Make Ahead and Storage
Buckwheat zucchini muffins can easily be made ahead of time. Make the muffins and store them in an airtight container until ready to serve. You can also bake and freeze them until you are ready to eat them. Store any extra muffins in an airtight container or wrap them and place them in the freezer for 2-3 months.
Tips and Variations
- Muffin pan - If you don't have a jumbo muffin pan, a regular-sized muffin tin will work just as well. Divide the batter among the muffin tins and bake at the same temperature. The baking time will be different for the jumbo muffin tins.
- Oven temperature - Don't skip the higher oven temperature. Even though it is just for five minutes, it creates a crispy muffin top.
- Mix-ins - To make this muffin sweet, add chocolate chips or peanut butter to the batter.
FAQs
Buckwheat flour is great to bake with. Most of the time, it is best to mix the buckwheat flour with another flour to round out the batter.
Yes, buckwheat flour is naturally gluten-free.
No! The zucchini basically melts into the muffin, so there is no need to peel the skin first.

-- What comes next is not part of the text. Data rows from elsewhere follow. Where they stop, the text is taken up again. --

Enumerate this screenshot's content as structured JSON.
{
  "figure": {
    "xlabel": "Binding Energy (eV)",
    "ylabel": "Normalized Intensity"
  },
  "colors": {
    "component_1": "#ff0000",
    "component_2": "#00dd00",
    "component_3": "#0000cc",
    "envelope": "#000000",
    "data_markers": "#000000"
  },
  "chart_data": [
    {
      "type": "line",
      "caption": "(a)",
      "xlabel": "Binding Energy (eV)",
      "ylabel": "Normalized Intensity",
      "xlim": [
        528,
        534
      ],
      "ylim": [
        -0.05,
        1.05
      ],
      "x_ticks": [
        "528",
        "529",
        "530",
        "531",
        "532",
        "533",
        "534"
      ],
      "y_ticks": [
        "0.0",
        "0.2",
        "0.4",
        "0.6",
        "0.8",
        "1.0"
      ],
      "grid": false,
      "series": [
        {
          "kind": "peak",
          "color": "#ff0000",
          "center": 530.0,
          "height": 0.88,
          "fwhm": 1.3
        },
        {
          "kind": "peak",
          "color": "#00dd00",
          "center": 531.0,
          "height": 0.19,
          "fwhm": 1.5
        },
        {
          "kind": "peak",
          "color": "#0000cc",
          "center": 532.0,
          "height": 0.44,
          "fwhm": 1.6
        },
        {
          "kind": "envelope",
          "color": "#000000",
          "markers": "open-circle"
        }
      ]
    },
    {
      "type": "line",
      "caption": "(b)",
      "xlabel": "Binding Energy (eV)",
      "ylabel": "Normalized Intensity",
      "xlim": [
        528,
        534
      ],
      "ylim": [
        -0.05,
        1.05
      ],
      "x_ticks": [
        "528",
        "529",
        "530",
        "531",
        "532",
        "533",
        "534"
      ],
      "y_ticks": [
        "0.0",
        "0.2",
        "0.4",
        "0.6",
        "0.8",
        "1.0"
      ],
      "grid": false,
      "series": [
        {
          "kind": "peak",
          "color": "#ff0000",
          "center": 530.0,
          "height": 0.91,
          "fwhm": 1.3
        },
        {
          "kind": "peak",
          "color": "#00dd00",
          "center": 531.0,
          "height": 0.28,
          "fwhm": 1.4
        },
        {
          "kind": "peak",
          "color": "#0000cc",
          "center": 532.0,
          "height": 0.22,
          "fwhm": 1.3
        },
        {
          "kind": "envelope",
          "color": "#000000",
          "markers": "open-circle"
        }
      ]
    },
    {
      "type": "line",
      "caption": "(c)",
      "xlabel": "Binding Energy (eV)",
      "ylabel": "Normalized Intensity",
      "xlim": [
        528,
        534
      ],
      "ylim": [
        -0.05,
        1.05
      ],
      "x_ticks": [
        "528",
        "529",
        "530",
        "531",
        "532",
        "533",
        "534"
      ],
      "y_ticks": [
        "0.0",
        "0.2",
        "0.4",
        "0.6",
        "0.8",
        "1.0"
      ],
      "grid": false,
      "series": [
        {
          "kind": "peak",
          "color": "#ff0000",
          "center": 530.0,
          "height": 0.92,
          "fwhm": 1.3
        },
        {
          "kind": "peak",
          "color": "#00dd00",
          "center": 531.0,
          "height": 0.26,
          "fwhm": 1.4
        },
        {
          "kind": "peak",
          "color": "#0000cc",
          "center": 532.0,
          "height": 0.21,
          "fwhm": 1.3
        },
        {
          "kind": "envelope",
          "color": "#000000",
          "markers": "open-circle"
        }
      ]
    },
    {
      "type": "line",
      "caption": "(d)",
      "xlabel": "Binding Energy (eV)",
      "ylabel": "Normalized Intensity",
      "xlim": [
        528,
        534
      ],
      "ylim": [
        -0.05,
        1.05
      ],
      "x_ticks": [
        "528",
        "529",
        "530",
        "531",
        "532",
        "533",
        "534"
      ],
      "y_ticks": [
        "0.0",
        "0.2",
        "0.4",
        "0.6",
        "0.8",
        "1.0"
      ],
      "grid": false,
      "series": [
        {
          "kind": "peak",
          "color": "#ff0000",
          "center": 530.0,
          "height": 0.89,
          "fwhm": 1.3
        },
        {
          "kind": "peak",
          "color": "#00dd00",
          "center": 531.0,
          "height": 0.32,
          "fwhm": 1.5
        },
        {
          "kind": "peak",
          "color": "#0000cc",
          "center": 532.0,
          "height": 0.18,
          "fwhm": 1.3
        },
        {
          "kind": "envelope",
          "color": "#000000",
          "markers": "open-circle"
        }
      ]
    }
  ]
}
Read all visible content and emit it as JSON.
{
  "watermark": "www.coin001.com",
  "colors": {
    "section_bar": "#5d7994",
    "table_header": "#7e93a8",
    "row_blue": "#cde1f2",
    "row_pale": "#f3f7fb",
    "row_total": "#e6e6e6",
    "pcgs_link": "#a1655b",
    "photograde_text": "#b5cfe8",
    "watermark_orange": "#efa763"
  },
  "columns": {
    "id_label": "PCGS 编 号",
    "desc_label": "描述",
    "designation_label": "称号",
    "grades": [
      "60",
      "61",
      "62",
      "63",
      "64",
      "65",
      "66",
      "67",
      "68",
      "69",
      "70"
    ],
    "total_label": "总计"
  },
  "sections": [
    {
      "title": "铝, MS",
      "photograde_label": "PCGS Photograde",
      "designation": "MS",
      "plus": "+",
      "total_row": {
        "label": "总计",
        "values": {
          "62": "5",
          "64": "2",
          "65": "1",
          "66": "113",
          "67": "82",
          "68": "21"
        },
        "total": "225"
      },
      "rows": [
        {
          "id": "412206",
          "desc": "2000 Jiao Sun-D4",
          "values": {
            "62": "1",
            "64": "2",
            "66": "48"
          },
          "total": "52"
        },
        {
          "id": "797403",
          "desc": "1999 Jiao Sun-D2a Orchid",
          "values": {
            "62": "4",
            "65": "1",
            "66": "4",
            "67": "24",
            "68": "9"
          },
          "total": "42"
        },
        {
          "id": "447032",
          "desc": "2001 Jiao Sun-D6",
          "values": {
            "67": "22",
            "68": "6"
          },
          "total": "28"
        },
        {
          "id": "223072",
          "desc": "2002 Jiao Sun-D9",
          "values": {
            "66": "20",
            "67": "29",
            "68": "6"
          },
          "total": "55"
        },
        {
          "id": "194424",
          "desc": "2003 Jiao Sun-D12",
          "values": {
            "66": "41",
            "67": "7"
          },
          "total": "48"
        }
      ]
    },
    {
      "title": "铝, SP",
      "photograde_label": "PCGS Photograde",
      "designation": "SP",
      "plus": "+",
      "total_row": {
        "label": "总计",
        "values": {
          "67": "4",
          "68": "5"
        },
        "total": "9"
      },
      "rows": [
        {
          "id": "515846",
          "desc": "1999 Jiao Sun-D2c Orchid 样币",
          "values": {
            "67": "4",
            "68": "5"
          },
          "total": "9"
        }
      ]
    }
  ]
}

Buckwheat Zucchini Muffins
Equipment
- 1 Jumbo Muffin Tin
Ingredients
- 1 cup buckwheat flour
- ½ cup all-purpose flour
- ¾ tsp baking soda
- 1 tsp baking powder
- ½ cup granulated sugar
- 2 large eggs
- ⅓ cup oil
- ½ cup sour cream
- 1 tsp vanilla
- 8 tbsp, 1 stick, melted butter
- 1 cup zucchini, shredded
Instructions
- Preheat the oven to 425 and prepare a jumbo muffin tin with liners. Set to the side.
- Shred the zucchini using a box grater. Set to the side.
- In a large bowl, combine the sugar, eggs, oil, sour cream, vanilla, and melted butter. Whisk to combine. Then, add the buckwheat flour, AP flour, baking soda, and baking powder. Mix until there are no streaks left. Loosely fold in the zucchini.
- Fill the prepared muffin tin with batter, filling each one up ¾th of the way full.
- Bake the muffins at 425°F for 5 minutes, then turn the heat down to 350°F while they are in the oven. Continue to bake for 25-30 minutes, until the muffins are fully browned on top and a toothpick can run clean through them.
- Let muffins slightly cool for about 10 minutes in the pan before taking them out. Eat them fresh for the best bite!